I have a custom tag in my wiki page. The tag processes a GitHub URL, retrieves information from the GitHub API and then gives it back for display in the wiki page. The information I get is in JSON format.

When the page cache is purged, the GitHub API is queried again and again, which basically is useless, if the information on GitHub.com have not changed. Basically, I want to be able to reuse the information I got from GitHub.

What is the best way to store the information I received from GitHub?

I read Manual:Caching, but it does not help me.

MarkAHershberger (talkcontribs)
2001:16B8:1057:5500:201A:8CB3:E5B9:3EBB (talkcontribs)

Thanks for the hint!

I am now able to get information from the API and to store them in cache. :-) What I am still missing is a way to determine, if there actually was a change before querying the API... I have written this piece of code:

	<?php
		$apiUrl = 'https://api.github.com/repos/wikimedia/mediawiki/issues/94';
		$cacheType = CACHE_DB;
		$cache = ObjectCache::getInstance( $cacheType );
		/* 1 day */
		$cacheTime = 60*60*24;

		$res = $cache->getWithSetCallback(
			$cache->makeKey(
				"bugtracker", "github", $apiUrl
			),
			$cacheTime,
			function () use ( $apiUrl ) {
				$ch = curl_init();

				curl_setopt($ch, CURLOPT_URL, $apiUrl);
				curl_setopt($ch, CURLOPT_HEADER, false);
				curl_setopt($ch, CURLOPT_ENCODING, 'identify');
				curl_setopt($ch, CURLOPT_USERAGENT, 'Mozilla/5.0 (Windows NT 10.0; Win64; x64; rv:64.0) Gecko/20100101 Firefox/64.0');
				curl_setopt($ch, CURLOPT_RETURNTRANSFER, true);
				curl_setopt($ch, CURLOPT_FOLLOWLOCATION, true);
				$res = curl_exec($ch);
				curl_close($ch);
				return $res;
			}
		);
		return $res;
MarkAHershberger (talkcontribs)

> What I am still missing is a way to determine, if there actually was a change before querying the API...

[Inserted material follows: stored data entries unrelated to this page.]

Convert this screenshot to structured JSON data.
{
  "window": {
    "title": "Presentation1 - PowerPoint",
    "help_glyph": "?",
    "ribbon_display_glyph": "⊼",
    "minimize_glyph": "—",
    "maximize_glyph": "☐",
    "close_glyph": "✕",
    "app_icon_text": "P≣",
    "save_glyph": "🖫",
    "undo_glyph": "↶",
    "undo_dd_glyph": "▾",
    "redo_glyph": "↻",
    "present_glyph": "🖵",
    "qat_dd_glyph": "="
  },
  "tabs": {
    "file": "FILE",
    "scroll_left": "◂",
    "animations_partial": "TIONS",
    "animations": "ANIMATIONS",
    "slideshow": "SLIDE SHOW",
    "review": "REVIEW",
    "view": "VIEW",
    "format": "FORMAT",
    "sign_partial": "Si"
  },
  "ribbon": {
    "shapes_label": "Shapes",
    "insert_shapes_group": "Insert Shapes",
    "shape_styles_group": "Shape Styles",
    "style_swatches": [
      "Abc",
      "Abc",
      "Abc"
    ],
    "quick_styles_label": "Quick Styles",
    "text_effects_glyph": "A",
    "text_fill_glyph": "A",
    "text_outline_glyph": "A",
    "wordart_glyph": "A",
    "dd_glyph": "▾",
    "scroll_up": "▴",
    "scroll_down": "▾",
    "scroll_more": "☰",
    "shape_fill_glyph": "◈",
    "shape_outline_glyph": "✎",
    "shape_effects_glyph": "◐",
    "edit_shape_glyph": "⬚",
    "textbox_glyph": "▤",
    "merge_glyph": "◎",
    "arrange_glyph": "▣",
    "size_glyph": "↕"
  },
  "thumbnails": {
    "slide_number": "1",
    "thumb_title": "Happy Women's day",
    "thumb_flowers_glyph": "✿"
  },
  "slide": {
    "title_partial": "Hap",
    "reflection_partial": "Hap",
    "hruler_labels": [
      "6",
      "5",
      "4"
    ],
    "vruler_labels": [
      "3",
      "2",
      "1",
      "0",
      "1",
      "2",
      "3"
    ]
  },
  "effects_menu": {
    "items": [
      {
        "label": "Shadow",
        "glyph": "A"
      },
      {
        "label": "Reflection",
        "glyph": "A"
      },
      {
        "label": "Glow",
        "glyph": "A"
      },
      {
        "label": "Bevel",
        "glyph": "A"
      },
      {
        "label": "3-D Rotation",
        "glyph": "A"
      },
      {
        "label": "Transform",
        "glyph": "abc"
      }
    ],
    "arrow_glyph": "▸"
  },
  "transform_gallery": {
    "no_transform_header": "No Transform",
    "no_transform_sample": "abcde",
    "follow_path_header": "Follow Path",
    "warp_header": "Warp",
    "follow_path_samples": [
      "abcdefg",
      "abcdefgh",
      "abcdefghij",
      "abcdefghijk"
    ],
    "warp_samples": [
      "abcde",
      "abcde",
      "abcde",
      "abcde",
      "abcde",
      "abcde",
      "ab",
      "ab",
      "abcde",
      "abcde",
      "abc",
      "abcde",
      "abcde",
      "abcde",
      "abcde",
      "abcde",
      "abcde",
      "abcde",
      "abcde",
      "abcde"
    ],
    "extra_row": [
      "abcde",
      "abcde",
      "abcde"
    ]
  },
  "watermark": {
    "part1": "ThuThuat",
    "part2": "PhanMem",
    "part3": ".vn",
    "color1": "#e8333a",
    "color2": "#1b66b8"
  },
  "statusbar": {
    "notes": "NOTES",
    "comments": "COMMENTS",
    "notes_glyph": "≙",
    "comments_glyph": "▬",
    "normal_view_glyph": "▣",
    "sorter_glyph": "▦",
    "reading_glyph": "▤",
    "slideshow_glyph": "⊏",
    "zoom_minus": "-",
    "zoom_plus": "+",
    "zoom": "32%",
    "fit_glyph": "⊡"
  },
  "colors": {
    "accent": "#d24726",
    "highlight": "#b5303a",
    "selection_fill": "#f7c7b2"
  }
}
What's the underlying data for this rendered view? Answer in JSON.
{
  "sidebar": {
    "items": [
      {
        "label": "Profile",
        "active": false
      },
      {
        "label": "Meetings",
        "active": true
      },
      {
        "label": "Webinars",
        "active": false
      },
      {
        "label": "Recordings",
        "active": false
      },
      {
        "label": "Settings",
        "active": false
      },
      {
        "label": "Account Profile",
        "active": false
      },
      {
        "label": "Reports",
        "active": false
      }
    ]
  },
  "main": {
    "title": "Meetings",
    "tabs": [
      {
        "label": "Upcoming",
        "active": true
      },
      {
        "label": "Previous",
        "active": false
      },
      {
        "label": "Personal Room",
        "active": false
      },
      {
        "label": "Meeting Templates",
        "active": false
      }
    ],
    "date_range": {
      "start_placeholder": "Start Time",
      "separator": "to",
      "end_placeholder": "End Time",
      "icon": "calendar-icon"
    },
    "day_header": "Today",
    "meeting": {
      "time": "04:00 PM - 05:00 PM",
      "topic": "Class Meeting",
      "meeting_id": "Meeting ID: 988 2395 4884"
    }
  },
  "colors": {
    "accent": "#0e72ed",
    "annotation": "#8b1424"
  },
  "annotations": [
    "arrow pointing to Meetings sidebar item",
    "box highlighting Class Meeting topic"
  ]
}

How would you determine if it were changed without querying? If you could do that, you wouldn't need to cache this at all.

Right now, though, you have the timeout set to one day. I would say change it to one hour so you don't have to wait so long.

2001:16B8:1078:7C00:A86F:7E18:23A9:C131 (talkcontribs)

> How would you determine if it were changed without querying? If you could do that, you wouldn't need to cache this at all.

I wanted to only request the header first, check the value of Last-Modified or of the ETag and then, only if the content has really changed, request the content again. The thought behind that also was to not hit the GitHub rate limit so quickly. However, it seems like requesting only the headers is counting in the rate limit as well. So I end up doing two requests for one thing: Always request the header (which counts into the rate limit) and then doing a second request, if the ETag has changed. Not how I thought this would work... That way it would be cheaper to just always get the content again.

Or am I missing something?

MarkAHershberger (talkcontribs)

If the etag has changed you should be getting the updated response in the first request. That is, if you get 200 Ok, you're also getting the updated page. If you're getting 304 Not Modified, then just use what you have.